Efficacy was determined by measuring patient response. Patient conditions were classified according to the Response Evaluation Criteria in Solid Tumors. Three statistical tests were used: Kaplan-Meier probability estimates determined the survival probability and statistically significant data in the variables between treatment groups, the Cox regression method analyzed the effect of certain risk factors on survival, and the Fischer exact probability test determined whether differences between two variables were random.
DC-based immunotherapy was accepted in patients and induced an immune response. However, there was no correlation between the antigen-specific lymphocytes and mean survival time (MST). Further research includes using more OC-specific antigens to promote effective treatment.
The potential therapeutic effects of DC-based immunotherapy expand the breadth of cancer treatment. The study is rationalized with pertinent background info and the underlying flaws in past research. An extensive analysis is made of several variables such as antigen response and toxicity, which are well- grounded standards to determine potency of treatment. The researchers also address improvements for further studies such as a larger sample size.
However, there were discrepancies in the study’s protocol. Too many variables were manipulated such as antigen products each patient received and their historical diagnoses. Changing one variable would have reduced the complexity and factors being analyzed. Varying individual antigen treatments also provided flawed conclusive evidence on the correlation between antigen and treatment. The study was conducted in Japan, so the lack of diversity of the participants is a possible source of bias as variation of disease progression could be sourced to demographic variables like race. Furthermore, the medical research did not clearly indicate the use of a blind test.
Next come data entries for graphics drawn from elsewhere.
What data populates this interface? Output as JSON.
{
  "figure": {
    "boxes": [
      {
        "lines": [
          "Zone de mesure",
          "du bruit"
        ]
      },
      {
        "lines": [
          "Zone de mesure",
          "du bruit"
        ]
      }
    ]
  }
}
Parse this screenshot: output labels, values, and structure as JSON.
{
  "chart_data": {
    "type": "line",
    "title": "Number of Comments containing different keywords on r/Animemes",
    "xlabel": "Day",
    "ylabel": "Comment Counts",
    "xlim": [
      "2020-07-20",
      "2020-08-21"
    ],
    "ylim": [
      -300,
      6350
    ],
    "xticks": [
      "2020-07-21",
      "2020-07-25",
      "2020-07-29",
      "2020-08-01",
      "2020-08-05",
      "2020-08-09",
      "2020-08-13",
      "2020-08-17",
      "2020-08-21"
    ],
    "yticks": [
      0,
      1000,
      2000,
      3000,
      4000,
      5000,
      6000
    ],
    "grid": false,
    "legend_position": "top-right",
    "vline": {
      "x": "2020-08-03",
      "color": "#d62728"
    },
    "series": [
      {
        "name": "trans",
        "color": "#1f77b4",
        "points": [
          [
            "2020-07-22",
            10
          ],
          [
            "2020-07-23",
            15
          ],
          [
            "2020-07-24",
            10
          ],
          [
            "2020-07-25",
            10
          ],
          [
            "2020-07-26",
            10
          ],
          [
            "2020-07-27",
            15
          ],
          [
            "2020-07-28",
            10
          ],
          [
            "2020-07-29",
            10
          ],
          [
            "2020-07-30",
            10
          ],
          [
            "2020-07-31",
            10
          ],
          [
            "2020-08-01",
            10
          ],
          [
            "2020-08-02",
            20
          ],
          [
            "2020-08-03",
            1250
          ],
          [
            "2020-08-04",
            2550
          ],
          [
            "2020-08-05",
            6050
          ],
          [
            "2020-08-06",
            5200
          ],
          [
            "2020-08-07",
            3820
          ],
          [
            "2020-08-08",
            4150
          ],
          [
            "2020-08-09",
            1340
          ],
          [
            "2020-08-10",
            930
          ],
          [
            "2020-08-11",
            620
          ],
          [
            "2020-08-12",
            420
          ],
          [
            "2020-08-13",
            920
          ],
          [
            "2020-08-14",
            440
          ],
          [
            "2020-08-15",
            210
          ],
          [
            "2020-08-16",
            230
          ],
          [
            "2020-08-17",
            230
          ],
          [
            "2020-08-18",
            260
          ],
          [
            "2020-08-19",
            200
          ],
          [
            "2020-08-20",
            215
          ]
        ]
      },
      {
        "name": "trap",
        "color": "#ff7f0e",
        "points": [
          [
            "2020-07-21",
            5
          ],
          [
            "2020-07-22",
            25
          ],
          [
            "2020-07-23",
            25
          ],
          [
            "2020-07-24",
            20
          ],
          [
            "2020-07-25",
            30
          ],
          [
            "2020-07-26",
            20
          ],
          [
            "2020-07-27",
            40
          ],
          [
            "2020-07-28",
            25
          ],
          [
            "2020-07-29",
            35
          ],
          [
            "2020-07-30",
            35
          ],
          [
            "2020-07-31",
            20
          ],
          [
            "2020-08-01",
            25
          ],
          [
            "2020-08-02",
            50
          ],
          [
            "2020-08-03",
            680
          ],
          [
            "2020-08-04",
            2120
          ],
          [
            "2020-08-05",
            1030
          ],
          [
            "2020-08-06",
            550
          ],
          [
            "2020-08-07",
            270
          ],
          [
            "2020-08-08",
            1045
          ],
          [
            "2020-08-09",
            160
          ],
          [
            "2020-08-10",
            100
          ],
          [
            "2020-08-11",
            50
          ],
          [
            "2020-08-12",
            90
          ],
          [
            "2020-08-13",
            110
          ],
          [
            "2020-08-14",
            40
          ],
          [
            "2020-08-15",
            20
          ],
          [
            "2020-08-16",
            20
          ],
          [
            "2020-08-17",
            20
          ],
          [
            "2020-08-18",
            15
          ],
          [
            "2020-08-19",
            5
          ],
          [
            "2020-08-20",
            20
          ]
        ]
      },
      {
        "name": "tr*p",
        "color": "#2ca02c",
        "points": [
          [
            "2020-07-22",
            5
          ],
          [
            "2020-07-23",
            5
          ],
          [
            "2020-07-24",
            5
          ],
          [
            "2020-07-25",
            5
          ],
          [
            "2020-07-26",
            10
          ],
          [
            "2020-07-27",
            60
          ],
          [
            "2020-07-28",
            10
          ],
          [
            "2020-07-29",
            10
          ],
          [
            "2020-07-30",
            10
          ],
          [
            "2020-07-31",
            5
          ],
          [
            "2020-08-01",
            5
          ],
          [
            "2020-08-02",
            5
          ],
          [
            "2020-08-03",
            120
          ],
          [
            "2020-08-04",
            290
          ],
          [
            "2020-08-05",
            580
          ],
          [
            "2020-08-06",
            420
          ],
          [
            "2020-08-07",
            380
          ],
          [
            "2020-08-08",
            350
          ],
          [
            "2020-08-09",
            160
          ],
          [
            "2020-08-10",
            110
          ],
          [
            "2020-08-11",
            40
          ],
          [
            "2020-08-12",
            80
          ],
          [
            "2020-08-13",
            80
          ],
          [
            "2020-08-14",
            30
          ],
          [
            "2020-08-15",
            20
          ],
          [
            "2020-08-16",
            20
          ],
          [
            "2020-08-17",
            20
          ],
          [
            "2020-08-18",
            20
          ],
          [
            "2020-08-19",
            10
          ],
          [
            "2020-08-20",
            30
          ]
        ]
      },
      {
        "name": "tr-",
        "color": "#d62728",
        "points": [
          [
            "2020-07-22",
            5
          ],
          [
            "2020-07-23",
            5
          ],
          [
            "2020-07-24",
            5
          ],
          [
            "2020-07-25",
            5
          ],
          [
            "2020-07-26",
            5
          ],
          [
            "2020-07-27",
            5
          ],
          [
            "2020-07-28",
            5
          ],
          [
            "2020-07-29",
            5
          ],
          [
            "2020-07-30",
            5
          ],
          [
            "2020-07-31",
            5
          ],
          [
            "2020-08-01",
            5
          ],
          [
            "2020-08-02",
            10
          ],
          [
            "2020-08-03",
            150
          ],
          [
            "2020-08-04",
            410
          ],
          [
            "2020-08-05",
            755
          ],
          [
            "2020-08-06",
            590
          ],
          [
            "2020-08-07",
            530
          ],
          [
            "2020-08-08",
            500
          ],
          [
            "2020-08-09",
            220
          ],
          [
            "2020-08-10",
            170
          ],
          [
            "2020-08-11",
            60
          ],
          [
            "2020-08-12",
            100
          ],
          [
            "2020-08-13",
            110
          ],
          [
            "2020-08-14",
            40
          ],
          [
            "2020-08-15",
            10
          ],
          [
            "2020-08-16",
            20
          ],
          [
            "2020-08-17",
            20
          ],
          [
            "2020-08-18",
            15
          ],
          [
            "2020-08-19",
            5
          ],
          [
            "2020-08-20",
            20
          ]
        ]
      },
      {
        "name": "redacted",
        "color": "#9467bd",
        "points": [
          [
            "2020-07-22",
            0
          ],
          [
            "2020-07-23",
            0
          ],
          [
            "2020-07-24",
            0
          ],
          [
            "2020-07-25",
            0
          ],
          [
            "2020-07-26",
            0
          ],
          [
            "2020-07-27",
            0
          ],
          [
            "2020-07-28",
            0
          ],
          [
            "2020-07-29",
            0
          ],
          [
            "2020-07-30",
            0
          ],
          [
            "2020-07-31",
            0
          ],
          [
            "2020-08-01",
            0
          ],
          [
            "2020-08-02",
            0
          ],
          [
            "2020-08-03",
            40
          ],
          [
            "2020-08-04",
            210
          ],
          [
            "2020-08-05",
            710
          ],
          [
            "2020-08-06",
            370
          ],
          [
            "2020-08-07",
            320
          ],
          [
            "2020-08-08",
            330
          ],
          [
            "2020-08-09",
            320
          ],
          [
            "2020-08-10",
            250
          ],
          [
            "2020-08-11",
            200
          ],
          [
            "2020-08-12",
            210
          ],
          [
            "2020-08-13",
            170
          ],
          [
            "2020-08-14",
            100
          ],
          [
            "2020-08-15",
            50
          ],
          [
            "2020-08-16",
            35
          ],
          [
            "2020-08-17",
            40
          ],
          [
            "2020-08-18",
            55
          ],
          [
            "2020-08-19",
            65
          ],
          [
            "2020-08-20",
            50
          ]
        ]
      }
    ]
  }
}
The study focuses on an area of research that would be extremely valuable to women worldwide battling OC. By successfully investigating its efficacy and feasibility, the researchers find more information that will drive further research to manipulate the treatment, potentially to a final win.
Literature Cited
Kobayashi M, Chiba A, Izawa H, Yanagida E, Okamoto M, Shimodaira S, Yonemitsu Y,
Shibamoto Y, Suzuki N, Nagaya M. The feasibility and clinical effects of dendritic cell-based immunotherapy targeting synthesized peptides for recurrent ovarian cancer. J Ovarian Research. 2014;1-9.